Alibaba, SoftBank score first 2022 IPO windfall with GoTo sale

GoTo is the result of last year's merger between Indonesia's two most valuable Internet start-ups - Gojek and Tokopedia. PHOTO: GOTO

SINGAPORE (BLOOMBERG) - GoTo Group, whose business spans ride-hailing, e-commerce and fintech, became one of the world's biggest listings this year, giving a much-needed boost to early backers including China's Alibaba Group Holding and SoftBank Group's Vision Fund.

The Jakarta-based company raised US$1.1 billion (S$1.5 billion) last week, meaning the value of the two investors' stakes will be almost US$5 billion combined following the share sale. It marks their first big windfall from an initial public offering (IPO) this year after their stocks were both battered in past months.

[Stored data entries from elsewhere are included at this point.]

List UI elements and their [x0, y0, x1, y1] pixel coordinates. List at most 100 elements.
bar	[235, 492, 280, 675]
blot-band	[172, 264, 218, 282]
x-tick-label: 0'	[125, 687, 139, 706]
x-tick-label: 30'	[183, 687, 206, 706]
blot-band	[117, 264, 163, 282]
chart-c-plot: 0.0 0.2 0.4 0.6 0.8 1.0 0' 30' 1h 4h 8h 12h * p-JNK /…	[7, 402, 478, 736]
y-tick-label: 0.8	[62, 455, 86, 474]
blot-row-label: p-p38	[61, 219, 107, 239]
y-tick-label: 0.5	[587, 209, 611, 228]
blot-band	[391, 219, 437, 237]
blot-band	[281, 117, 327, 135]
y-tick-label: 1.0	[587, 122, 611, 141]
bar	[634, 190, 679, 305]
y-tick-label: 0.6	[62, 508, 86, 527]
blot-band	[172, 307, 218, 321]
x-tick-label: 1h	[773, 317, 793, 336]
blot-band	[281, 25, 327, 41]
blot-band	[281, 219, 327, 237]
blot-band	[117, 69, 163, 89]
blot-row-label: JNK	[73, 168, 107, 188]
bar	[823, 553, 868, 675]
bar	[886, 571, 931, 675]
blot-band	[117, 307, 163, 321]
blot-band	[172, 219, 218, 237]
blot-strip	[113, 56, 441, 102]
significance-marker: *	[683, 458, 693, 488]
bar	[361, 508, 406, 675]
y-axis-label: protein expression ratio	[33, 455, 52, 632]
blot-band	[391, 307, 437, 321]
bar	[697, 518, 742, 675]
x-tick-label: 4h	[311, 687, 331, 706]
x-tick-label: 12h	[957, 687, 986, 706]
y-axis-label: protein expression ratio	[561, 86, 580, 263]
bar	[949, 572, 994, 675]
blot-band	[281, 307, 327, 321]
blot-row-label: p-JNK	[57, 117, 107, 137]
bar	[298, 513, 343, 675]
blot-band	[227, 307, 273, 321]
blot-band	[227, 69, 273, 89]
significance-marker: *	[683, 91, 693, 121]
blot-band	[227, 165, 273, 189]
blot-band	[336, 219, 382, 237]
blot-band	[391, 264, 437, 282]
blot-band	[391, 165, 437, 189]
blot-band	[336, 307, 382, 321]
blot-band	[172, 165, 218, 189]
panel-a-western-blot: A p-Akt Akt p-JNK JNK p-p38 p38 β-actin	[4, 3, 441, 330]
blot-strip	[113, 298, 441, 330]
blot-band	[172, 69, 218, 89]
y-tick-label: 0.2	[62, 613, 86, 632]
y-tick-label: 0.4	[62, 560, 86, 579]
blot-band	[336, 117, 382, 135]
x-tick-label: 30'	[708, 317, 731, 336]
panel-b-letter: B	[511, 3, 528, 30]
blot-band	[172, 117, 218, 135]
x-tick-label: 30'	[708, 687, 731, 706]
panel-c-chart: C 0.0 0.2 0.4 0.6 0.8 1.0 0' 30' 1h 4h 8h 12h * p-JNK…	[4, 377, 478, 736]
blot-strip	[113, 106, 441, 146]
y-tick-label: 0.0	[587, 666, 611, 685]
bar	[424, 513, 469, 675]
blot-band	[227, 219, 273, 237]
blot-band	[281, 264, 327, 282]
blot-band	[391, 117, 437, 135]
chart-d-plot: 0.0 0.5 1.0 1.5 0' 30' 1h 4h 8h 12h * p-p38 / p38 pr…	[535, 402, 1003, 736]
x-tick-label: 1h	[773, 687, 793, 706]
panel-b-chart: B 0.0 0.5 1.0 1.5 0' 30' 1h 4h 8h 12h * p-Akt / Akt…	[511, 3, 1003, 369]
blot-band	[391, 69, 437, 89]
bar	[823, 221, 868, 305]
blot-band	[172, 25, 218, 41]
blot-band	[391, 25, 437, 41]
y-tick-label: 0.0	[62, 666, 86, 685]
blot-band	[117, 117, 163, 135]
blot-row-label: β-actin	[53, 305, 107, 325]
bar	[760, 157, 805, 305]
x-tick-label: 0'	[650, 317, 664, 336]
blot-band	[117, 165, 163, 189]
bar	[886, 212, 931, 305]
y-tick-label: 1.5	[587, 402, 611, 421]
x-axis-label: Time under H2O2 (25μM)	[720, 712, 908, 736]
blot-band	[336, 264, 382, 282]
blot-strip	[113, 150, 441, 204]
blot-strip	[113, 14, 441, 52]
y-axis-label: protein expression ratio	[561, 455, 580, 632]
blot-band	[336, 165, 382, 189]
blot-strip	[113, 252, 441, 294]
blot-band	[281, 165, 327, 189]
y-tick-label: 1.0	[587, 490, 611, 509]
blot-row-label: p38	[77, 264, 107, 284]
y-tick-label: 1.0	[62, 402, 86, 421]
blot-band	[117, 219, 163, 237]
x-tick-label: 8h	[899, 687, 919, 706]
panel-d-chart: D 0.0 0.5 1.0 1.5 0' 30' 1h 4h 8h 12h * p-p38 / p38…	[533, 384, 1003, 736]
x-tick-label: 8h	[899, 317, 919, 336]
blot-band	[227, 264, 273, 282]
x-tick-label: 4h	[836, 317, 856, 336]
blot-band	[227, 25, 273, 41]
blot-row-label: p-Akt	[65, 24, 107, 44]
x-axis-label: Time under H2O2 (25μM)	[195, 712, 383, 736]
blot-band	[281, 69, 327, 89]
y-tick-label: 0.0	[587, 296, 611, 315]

GoTo is the result of last year's merger between Indonesia's two most valuable Internet start-ups - ride-hailing company Gojek and e-commerce firm Tokopedia - to get more firepower against rivals in an increasingly cut-throat market.

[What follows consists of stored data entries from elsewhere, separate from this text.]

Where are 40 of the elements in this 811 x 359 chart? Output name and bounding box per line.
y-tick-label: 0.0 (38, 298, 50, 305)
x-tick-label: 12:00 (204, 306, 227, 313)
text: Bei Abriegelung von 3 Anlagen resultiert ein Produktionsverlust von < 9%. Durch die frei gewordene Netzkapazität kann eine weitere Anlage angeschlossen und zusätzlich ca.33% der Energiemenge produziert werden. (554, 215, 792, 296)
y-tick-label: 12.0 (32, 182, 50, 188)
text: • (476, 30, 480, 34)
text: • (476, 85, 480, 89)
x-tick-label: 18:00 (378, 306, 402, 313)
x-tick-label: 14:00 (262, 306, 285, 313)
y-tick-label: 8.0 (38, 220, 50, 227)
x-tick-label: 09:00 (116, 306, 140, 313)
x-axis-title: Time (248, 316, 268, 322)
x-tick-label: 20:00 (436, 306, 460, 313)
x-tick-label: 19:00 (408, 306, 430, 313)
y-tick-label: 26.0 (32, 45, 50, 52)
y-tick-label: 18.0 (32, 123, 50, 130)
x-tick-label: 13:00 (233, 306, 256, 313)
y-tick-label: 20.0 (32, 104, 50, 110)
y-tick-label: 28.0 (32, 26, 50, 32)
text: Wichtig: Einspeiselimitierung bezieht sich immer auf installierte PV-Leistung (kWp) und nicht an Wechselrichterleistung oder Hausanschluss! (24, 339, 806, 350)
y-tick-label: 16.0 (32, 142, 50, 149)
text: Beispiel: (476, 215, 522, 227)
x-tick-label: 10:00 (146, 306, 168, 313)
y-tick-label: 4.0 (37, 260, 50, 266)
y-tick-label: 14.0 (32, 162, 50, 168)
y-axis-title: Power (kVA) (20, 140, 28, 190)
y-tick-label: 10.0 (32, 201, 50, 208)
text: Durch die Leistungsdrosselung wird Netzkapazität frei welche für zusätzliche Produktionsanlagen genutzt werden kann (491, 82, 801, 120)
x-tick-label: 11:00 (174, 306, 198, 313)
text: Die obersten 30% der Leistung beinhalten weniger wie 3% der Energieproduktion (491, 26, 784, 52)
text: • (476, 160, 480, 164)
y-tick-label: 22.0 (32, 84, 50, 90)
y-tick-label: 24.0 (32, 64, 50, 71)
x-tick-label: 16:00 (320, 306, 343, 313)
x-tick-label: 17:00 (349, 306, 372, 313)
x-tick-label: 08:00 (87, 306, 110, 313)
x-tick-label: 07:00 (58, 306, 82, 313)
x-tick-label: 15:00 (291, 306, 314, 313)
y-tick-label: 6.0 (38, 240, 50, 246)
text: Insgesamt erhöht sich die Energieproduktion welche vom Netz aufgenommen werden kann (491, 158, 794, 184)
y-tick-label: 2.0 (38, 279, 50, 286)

For GoTo's top executives, the success of taking the company public is not translating into the type of riches recently associated with Asian IPOs.

Chief executive officer Andre Soelistyo will have a stake valued at US$235 million after the listing, while the holdings of Mr Kevin Aluwi and Mr William Tanuwijaya, who co-founded the start-ups that later merged to produce Indonesia's giant, will be worth US$213 million and US$494 million respectively, according to Bloomberg calculations based on the IPO prospectus.

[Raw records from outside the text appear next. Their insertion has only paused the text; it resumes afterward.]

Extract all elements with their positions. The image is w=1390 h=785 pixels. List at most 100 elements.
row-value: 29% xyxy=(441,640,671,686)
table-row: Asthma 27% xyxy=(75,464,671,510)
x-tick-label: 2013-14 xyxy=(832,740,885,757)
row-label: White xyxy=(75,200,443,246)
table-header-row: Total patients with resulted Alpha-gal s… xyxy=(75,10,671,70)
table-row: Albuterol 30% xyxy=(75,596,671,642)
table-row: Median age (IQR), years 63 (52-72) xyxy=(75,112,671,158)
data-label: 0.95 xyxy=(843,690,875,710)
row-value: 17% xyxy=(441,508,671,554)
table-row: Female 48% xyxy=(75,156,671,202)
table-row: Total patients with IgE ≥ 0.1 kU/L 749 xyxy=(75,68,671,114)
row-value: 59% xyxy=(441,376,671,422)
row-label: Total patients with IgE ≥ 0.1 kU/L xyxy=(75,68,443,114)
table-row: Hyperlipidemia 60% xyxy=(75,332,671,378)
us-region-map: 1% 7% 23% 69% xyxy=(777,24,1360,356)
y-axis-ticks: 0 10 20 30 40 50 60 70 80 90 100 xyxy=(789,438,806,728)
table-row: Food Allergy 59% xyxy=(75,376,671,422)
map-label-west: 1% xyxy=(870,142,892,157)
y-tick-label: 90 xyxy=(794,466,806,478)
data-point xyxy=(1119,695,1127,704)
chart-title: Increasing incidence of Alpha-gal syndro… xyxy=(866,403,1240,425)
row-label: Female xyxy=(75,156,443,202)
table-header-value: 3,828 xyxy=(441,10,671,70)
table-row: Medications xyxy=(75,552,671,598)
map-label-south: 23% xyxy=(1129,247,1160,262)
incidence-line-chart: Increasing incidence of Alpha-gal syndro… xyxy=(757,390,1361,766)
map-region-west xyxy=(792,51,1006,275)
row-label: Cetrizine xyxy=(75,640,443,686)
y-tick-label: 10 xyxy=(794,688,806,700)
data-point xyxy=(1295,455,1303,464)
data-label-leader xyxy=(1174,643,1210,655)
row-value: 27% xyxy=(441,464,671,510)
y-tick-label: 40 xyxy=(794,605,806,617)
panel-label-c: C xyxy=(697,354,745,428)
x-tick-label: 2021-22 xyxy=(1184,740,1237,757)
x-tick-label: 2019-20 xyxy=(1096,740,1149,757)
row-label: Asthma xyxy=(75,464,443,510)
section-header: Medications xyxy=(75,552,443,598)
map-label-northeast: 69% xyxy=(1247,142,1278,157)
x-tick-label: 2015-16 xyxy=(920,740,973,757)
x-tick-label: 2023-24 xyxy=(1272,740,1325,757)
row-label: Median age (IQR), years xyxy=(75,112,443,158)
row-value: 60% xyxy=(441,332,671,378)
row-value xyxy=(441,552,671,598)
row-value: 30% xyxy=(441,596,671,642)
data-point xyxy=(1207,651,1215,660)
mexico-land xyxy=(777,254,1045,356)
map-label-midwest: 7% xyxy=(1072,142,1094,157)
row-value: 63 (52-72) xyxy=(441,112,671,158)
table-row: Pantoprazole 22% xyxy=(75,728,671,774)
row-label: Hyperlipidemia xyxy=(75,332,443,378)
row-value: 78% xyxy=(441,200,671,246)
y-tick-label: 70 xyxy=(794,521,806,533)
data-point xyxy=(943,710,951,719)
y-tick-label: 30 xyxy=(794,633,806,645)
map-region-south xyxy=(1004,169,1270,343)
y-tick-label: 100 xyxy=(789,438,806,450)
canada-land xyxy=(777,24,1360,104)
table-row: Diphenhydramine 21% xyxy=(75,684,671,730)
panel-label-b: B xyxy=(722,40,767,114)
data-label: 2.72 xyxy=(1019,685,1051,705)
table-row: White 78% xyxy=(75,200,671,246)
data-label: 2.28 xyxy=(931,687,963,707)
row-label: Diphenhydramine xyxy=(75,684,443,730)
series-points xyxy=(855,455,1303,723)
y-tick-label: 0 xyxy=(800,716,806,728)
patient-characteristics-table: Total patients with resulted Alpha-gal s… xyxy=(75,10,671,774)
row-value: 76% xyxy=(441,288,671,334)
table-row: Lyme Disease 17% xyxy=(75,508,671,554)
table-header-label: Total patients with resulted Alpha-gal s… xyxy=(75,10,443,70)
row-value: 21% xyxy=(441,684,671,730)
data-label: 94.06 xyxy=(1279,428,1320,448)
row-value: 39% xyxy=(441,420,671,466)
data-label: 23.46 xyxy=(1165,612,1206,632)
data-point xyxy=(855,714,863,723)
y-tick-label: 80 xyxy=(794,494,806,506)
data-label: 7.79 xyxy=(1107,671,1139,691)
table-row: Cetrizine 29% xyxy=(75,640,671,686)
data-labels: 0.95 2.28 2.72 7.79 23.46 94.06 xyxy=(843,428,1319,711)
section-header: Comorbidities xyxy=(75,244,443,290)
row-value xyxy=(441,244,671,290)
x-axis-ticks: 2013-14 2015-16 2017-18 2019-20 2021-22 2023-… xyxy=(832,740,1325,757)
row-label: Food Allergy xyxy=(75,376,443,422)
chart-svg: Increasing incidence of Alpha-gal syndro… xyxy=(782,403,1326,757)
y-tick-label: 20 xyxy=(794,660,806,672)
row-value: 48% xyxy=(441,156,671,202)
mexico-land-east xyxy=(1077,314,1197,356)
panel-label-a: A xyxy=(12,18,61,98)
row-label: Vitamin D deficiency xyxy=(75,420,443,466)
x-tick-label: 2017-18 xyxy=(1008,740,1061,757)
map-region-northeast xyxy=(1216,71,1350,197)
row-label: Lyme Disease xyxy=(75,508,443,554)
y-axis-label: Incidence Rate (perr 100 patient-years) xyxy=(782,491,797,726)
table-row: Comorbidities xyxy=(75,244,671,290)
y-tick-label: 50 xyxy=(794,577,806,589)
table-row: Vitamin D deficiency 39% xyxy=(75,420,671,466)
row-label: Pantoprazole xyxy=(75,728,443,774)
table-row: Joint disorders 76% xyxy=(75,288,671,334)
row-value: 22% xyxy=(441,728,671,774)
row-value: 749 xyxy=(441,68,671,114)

It is not uncommon that early backers see a huge payday when a start-up goes public - that is the incentive for taking the risk to invest. What is notable in this case is how much the founders' ownership got diluted in the various funding rounds that brought in billions of dollars.

"In the mind of a start-up, you need to burn cash to grow and to acquire users," said Mr Nathan Naidu, an analyst with Bloomberg Intelligence. "So I don't think the focus for the founders is on wealth. It is for getting the cash to grow the company."

While Mr Tanuwijaya, Mr Soelistyo and Mr Aluwi retain 26 per cent voting power after the share sale, their direct ownership in the Internet giant is tiny: Mr Tanuwijaya has a 1.77 per cent stake assuming over-allotment, Mr Soelistyo's is 0.84 per cent and Mr Aluwi's 0.77 per cent. Compare that with 8.71 per cent for SoftBank's Vision Fund and 8.84 per cent for Alibaba.

But the fund that holds an even bigger proportion of the company is one that allocates stock options to employees in the coming years: The GoTo Peopleverse Fund will have a 9.03 per cent stake after the listing. The firm is also giving away more than US$20 million worth of shares to long-serving drivers, part of a broader programme that includes merchants, consumers and its workers.